彼等の心境にどんな変化があっただろうか?

 そして暑い夏から時は巡り――


 ――今度は寒い、冬がやって来た。


 季節は9月の中旬。

 熱い日差しからは遠のき、静かな秋の気温となる中で白神郷の外では老若男女問わず様々な人々が道を行き交う中、稔の実家である喫茶店兼楽器スタジオ【エテジラソーレ】は相も変わらず賑わいが彩っていた。

 仕事休憩で立ち寄るサラリーマンやOL、年金暮らしになって余生を楽しむ老夫婦、遠くから旅行に来たであろう家族やカップルなどで店内はごった返していた。

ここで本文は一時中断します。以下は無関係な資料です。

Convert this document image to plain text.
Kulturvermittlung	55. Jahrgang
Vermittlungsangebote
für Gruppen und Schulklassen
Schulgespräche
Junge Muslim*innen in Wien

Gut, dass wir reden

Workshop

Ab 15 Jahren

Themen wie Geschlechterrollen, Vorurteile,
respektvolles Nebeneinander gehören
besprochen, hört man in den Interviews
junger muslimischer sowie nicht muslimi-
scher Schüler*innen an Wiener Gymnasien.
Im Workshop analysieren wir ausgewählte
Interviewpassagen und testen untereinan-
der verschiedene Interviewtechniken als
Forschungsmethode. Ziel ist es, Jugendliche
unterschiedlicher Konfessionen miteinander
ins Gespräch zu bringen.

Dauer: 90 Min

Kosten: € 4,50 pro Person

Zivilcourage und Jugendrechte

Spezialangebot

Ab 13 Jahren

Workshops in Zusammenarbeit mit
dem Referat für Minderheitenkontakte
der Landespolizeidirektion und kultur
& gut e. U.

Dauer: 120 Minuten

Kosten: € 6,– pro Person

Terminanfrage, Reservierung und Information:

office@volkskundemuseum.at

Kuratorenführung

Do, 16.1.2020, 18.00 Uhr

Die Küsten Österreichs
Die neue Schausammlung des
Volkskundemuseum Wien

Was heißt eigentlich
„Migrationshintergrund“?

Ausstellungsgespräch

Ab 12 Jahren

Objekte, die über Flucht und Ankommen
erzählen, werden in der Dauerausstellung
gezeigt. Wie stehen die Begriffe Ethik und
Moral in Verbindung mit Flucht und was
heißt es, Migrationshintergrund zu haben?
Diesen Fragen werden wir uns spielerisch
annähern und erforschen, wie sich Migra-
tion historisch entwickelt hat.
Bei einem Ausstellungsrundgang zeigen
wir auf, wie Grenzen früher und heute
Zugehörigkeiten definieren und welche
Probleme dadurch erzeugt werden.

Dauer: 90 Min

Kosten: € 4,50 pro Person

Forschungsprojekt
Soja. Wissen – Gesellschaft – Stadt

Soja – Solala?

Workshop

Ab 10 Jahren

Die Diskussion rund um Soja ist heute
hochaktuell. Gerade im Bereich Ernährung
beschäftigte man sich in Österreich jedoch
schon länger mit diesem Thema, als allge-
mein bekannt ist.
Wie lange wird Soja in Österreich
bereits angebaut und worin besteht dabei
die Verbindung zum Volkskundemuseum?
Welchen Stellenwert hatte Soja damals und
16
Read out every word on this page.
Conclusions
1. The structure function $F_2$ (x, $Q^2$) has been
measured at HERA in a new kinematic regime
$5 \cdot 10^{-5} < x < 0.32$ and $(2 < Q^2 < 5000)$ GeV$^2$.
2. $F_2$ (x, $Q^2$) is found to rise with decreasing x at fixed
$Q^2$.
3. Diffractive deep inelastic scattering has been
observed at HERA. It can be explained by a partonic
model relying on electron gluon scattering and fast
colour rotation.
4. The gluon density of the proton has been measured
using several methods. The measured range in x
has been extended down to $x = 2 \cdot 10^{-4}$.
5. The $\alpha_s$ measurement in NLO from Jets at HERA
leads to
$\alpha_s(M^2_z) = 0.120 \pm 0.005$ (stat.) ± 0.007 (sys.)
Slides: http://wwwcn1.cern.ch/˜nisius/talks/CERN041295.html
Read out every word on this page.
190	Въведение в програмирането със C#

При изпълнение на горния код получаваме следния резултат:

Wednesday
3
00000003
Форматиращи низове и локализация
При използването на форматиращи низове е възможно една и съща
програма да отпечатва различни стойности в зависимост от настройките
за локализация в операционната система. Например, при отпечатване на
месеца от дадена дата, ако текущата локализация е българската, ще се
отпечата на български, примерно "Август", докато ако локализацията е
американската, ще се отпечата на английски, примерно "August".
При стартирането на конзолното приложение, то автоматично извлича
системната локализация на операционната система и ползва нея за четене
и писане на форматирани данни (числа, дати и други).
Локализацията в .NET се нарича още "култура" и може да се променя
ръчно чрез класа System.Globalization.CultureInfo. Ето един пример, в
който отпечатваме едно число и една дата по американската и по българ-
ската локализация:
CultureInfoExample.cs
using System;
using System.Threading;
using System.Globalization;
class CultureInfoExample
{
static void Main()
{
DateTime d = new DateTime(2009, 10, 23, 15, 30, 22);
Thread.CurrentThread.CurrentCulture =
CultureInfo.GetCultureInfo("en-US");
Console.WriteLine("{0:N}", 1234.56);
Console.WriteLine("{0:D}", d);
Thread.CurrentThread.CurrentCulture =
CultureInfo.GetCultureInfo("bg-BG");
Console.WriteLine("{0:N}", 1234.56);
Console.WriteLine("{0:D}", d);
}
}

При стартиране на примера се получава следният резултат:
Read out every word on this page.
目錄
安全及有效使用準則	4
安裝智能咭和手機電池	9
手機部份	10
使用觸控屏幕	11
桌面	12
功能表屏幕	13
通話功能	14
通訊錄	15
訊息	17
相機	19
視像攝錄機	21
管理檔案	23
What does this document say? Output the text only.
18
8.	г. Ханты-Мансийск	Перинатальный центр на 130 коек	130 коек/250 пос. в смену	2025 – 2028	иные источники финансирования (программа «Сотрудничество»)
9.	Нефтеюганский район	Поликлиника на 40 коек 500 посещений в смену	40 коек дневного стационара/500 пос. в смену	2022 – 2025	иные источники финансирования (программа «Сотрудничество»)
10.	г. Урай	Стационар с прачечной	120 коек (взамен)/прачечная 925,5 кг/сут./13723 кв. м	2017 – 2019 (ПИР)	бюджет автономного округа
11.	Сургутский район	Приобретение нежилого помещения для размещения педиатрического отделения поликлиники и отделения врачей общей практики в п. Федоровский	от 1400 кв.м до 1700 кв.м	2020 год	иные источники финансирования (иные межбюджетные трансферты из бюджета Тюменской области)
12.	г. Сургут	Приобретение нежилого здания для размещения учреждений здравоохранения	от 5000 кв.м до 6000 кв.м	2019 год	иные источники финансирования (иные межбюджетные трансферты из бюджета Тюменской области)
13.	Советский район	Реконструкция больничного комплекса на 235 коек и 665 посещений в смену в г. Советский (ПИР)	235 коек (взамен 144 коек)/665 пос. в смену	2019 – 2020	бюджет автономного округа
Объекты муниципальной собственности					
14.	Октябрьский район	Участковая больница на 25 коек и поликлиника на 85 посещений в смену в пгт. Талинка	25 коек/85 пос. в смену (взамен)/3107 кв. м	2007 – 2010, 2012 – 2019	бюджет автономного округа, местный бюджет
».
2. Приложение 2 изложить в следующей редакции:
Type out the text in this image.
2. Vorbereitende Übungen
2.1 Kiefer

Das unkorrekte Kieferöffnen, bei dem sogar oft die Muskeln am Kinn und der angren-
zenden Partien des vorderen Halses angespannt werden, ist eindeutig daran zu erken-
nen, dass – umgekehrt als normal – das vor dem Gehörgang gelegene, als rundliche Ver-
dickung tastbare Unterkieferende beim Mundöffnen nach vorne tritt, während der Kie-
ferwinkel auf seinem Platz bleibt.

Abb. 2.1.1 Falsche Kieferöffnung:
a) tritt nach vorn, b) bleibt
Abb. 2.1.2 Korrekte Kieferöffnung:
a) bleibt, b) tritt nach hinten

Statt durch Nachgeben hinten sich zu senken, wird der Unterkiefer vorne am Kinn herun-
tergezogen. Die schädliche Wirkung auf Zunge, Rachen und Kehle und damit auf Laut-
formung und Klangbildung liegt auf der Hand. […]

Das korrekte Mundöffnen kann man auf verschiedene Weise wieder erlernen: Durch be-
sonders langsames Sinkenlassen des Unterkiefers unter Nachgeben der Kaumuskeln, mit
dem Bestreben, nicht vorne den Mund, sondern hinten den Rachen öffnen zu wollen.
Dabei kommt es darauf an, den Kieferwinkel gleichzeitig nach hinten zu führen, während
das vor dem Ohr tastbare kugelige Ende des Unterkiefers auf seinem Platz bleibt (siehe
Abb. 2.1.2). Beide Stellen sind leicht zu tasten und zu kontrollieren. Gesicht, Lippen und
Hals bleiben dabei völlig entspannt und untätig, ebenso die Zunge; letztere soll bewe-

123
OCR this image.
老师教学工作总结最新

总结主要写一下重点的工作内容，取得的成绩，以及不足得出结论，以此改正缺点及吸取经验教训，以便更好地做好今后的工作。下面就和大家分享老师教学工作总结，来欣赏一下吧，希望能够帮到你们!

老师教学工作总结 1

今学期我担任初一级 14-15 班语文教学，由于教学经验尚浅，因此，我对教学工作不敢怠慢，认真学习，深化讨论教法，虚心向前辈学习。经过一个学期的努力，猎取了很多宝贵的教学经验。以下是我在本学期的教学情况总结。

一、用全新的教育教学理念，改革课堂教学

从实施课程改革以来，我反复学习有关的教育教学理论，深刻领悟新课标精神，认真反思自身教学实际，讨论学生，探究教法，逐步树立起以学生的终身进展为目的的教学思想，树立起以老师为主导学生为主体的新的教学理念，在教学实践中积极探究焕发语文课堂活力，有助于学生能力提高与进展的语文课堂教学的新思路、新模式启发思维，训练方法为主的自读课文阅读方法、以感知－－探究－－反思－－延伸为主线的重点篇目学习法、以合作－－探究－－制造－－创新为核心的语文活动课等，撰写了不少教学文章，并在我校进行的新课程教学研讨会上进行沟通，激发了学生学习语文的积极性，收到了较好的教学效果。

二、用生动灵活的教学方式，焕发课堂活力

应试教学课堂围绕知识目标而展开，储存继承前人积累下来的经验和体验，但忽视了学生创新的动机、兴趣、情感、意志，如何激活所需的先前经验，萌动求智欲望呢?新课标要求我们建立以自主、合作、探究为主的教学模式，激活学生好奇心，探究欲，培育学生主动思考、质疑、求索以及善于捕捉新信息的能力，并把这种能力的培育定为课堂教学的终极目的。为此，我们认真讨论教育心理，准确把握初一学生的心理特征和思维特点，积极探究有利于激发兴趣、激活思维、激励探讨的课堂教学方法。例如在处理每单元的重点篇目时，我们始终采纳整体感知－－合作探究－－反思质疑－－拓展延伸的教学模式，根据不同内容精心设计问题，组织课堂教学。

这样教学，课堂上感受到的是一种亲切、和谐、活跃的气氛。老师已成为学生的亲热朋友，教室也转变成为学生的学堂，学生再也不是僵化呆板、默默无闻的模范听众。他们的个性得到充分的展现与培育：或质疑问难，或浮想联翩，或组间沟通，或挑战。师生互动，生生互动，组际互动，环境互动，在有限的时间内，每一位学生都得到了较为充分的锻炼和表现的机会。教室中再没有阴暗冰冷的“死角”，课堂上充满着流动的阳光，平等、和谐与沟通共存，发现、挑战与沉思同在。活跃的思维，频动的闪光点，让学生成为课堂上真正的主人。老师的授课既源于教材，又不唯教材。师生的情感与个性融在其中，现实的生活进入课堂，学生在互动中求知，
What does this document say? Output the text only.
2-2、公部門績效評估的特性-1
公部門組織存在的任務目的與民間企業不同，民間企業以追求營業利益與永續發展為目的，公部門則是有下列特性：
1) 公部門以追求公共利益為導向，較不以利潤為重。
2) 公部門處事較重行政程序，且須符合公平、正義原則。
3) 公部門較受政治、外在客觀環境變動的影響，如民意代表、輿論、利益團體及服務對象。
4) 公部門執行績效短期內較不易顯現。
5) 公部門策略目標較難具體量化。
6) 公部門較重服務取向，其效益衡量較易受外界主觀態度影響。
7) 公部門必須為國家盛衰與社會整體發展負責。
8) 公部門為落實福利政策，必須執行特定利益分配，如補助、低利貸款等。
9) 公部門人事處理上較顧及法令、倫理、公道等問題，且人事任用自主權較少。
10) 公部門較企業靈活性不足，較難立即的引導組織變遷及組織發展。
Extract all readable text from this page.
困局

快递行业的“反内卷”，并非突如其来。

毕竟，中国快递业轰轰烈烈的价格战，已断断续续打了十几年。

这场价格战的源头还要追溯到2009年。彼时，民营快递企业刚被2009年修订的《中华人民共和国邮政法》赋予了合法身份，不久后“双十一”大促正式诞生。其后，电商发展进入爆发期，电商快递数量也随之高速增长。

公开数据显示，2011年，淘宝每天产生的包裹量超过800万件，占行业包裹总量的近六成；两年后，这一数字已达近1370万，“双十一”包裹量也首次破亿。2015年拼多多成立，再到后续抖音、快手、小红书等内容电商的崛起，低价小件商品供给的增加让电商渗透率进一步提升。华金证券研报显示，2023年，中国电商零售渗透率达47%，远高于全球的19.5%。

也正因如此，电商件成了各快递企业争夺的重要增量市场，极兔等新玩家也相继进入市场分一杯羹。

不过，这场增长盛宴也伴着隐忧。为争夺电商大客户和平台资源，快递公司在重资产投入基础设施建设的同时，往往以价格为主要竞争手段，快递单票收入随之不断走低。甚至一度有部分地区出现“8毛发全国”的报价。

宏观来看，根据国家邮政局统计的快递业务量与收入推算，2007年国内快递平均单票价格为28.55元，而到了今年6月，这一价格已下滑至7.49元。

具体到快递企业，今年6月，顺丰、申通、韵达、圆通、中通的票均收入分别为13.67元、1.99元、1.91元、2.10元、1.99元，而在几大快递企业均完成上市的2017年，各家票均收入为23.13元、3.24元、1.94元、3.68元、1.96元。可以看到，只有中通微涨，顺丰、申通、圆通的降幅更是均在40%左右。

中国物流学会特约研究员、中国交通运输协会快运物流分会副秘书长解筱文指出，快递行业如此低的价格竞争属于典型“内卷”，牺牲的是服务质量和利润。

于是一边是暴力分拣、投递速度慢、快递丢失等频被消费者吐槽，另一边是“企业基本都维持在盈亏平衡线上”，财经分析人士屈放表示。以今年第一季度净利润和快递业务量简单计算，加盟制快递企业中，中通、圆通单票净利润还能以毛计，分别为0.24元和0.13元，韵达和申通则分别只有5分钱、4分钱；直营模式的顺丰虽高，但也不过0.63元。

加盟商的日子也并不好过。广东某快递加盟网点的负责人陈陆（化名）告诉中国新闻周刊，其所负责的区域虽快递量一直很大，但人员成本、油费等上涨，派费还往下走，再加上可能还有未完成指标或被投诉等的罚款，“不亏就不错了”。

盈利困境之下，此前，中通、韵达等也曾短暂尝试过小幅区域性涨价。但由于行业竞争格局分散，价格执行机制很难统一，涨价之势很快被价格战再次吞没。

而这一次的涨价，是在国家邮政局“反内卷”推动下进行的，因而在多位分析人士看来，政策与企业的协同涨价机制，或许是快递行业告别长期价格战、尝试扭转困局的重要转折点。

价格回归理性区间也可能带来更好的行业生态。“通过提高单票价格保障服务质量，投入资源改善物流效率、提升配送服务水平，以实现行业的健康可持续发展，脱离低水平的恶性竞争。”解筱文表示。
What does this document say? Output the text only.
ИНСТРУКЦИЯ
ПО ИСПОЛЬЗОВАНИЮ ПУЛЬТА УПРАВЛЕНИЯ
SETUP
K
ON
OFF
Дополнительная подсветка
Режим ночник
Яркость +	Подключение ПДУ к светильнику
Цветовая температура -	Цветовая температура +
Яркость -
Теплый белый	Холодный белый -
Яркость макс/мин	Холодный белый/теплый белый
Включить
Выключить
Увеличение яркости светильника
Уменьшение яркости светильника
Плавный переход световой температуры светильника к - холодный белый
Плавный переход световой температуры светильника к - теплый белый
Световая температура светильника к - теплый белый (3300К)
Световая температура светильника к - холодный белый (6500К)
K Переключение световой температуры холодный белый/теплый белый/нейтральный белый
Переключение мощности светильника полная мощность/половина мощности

「いらっしゃいませ。おや、陽太君に健二君と奏音ちゃん……いつも御贔屓にしてくれてありがとね」


 コーヒーを淹れてたカウンターからマスターが出迎えてくれた。

 こんなに繁盛している中でたった1人で切り盛りしているんだから凄い。

 稔のお母さんもたまに手伝っているところを見るが、スタジオの方でバンドマンやシンガーソングライターの人の対応と接客で忙しいんだし仕方ないだろうが、それでも商売人魂と言うのだろうか? さすがだと言いたい。


「うぃっす。どうも……あれっ? 稔は?」


 大繁盛している店内を見渡しても"稔の姿"が無かった。

 そんな仕草を見たケンと奏音がクスクス笑うが気にしない。

 同様にマスターも気さくに笑いながらその疑問に答えてくれる。


「ああ、稔なら今アコースティックギターを持って結理ちゃんのとこにでも行ってるんじゃないかな? 誰かのように弾き語りが上手くなりたい~って張り切ってたからね。本当に良い傾向に進んでくれてて、親である私としては何よりだよ」


 そう言ってマスターは俺の方を流し目で見てくる。


「そうですか……ま、いいんですけどね。とりあえずマスター、ホットコーヒー3つで砂糖とミルクは1つずつ。そんでサンドイッチ1つね」

「はい、畏まりました。空いてる席にておくつろぎください」


 注文をすると接客のマニュアル通りに対応するマスターはそのままカウンターの方で調理へと入り、俺たちは店内を見渡しながら空いてる席を探す。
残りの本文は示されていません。